FPMarkets

Ascending triangle broke to the downside - further selling?

Short
FX:USDJPY   U.S. Dollar / Japanese Yen
USD/JPY:

Monthly timeframe:

(Technical change on this timeframe is often limited though serves as guidance to potential longer-term moves)

Since kicking off 2017, USD/JPY has been busy carving out a descending triangle pattern (118.66/104.62). February had price elbow a touch outside the upper boundary of the aforementioned descending triangle to 112.22, though retreated lower and produced a shooting star pattern into the month’s end.
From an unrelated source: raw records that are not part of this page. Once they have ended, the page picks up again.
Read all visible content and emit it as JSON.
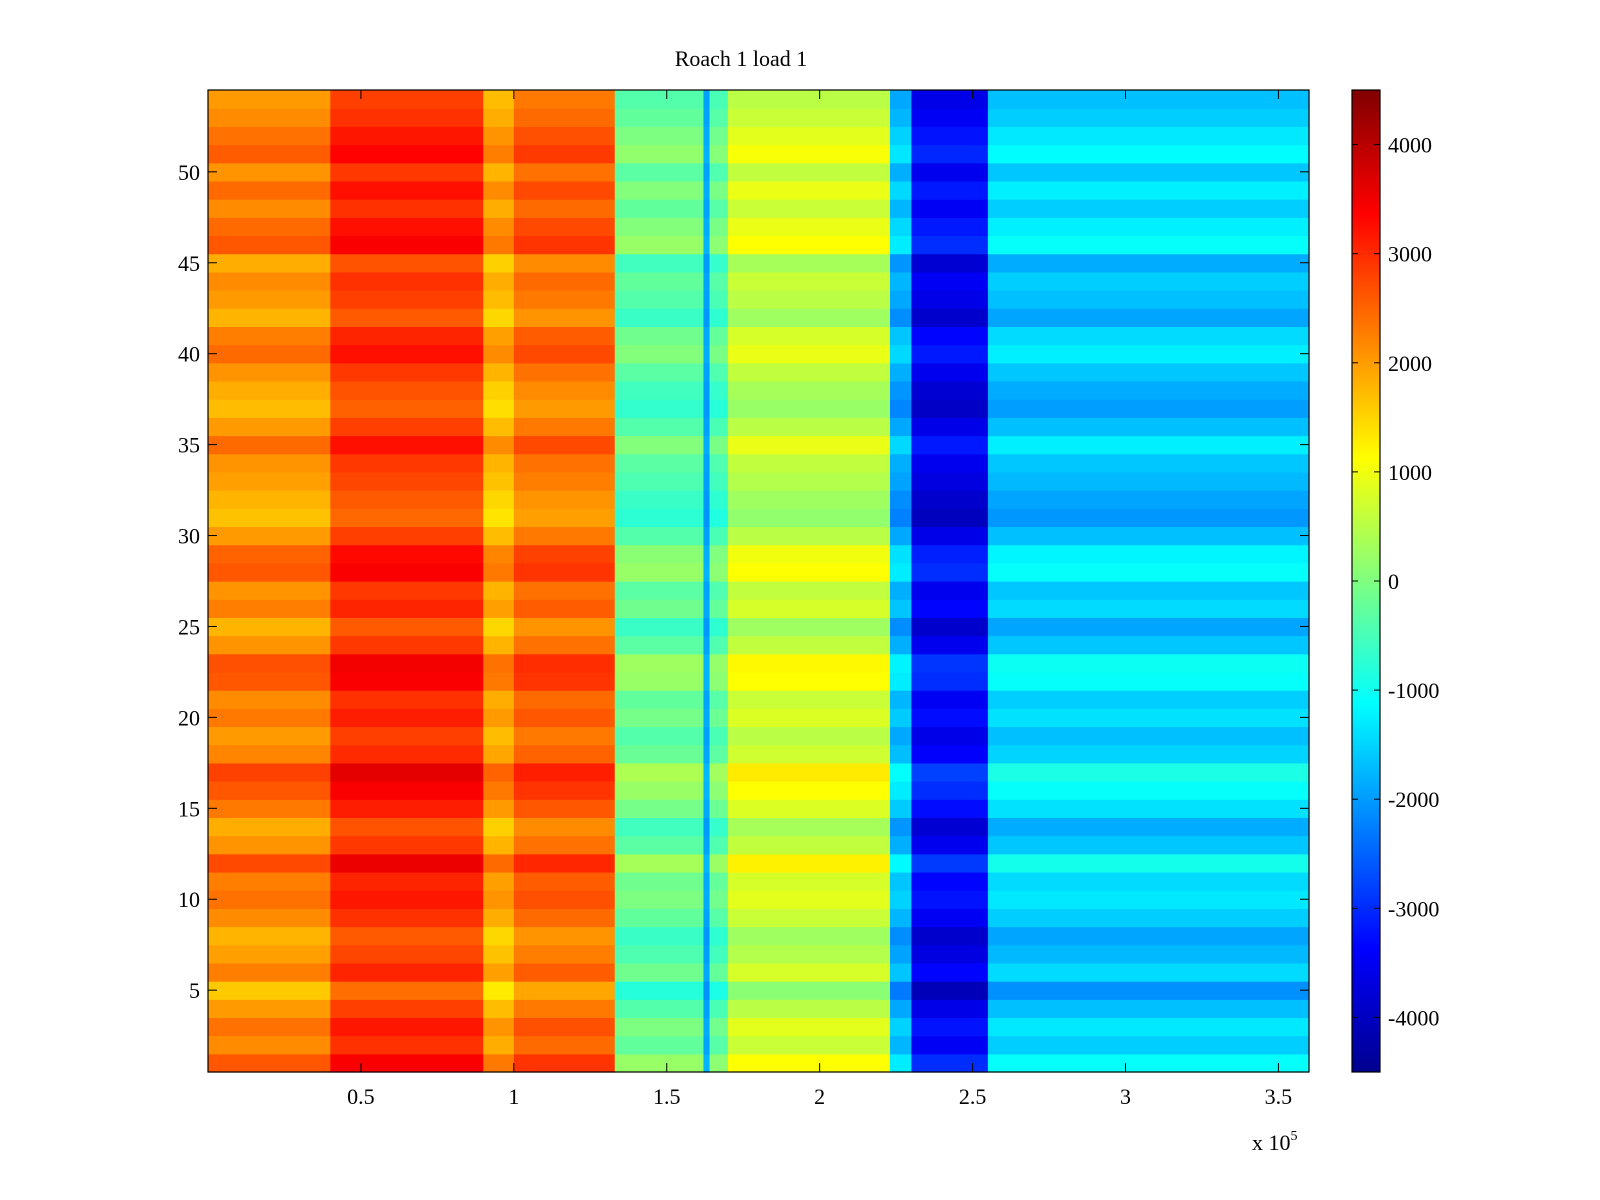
{
  "chart_data": {
    "type": "heatmap",
    "title": "Roach 1 load 1",
    "xlabel": "",
    "ylabel": "",
    "x_multiplier_label": "x 10",
    "x_multiplier_exponent": "5",
    "xlim": [
      0,
      3.6
    ],
    "ylim": [
      0.5,
      54.5
    ],
    "xticks": [
      0.5,
      1,
      1.5,
      2,
      2.5,
      3,
      3.5
    ],
    "xtick_labels": [
      "0.5",
      "1",
      "1.5",
      "2",
      "2.5",
      "3",
      "3.5"
    ],
    "yticks": [
      5,
      10,
      15,
      20,
      25,
      30,
      35,
      40,
      45,
      50
    ],
    "ytick_labels": [
      "5",
      "10",
      "15",
      "20",
      "25",
      "30",
      "35",
      "40",
      "45",
      "50"
    ],
    "colormap": "jet",
    "clim": [
      -4500,
      4500
    ],
    "colorbar_ticks": [
      4000,
      3000,
      2000,
      1000,
      0,
      -1000,
      -2000,
      -3000,
      -4000
    ],
    "colorbar_tick_labels": [
      "4000",
      "3000",
      "2000",
      "1000",
      "0",
      "-1000",
      "-2000",
      "-3000",
      "-4000"
    ],
    "rows": 54,
    "column_bands": [
      {
        "x_start": 0.0,
        "x_end": 0.4,
        "mean": 1900
      },
      {
        "x_start": 0.4,
        "x_end": 0.9,
        "mean": 2700
      },
      {
        "x_start": 0.9,
        "x_end": 1.0,
        "mean": 1600
      },
      {
        "x_start": 1.0,
        "x_end": 1.33,
        "mean": 2200
      },
      {
        "x_start": 1.33,
        "x_end": 1.62,
        "mean": -500
      },
      {
        "x_start": 1.62,
        "x_end": 1.64,
        "mean": -2000
      },
      {
        "x_start": 1.64,
        "x_end": 1.7,
        "mean": -600
      },
      {
        "x_start": 1.7,
        "x_end": 2.23,
        "mean": 400
      },
      {
        "x_start": 2.23,
        "x_end": 2.3,
        "mean": -2000
      },
      {
        "x_start": 2.3,
        "x_end": 2.55,
        "mean": -3700
      },
      {
        "x_start": 2.55,
        "x_end": 3.6,
        "mean": -1800
      }
    ],
    "row_offsets": [
      1200,
      400,
      800,
      200,
      -500,
      600,
      100,
      -200,
      400,
      800,
      600,
      1400,
      300,
      -100,
      700,
      1200,
      1500,
      500,
      200,
      700,
      400,
      1200,
      1300,
      300,
      -200,
      600,
      300,
      1200,
      1000,
      200,
      -400,
      -200,
      100,
      300,
      900,
      200,
      -300,
      -100,
      300,
      900,
      600,
      -200,
      200,
      400,
      -100,
      1200,
      900,
      400,
      900,
      300,
      1100,
      800,
      400,
      200
    ]
  }
}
March breached the lower edge of the descending triangle, yet has recovered in strong fashion, leaving nearby demand at 96.41/100.81 unchallenged. Note current action is seen fading the descending triangle’s upper boundary.

Daily timeframe:

Since the beginning of the week, candlestick analysis emphasised an indecisive tone ahead of supply at 112.64/112.10. Thursday, however, put in a dominant bearish candle, filling a large portion of its body, and is now poised to grip the 200-day SMA value, currently circulating around the 108.31 region.

Beyond the noted SMA, price is tipped to soften towards demand posted at 105.70/106.66.

H4 timeframe:

Technicians will note the ascending triangle formation (black lines 111.47/109.33) had price break to the downside in early trade Thursday and also dethroned channel support (101.18). Active buying is unlikely to emerge on this timeframe until crossing paths with the 38.2% Fib retracement at 107.66.

H1 timeframe:

Starved of support, USD weakness across the board prompted a feisty decline Thursday, upsetting both 111 and 110 levels, with price currently trading within striking distance of 109. Demand, as you can see, is also present at 108.84/109.23, reinforcing the said round number. A violation of the current demand lays the foundation for a possible move to 108.

Structures of Interest:

Monthly, daily and H4 timeframes underscore the possibility of further losses, with the 200-day SMA at 108.31 set as an initial downside target, followed by 108 on the H1 and then the 38.2% Fib retracement noted on the H4 at 107.66.

As a result, a recovery from the current H1 demand at 108.84/109.23 is unlikely to generate much in terms of upside today. A H1 close beneath the zone, therefore, may unlock the door for bearish scenarios to 108.31.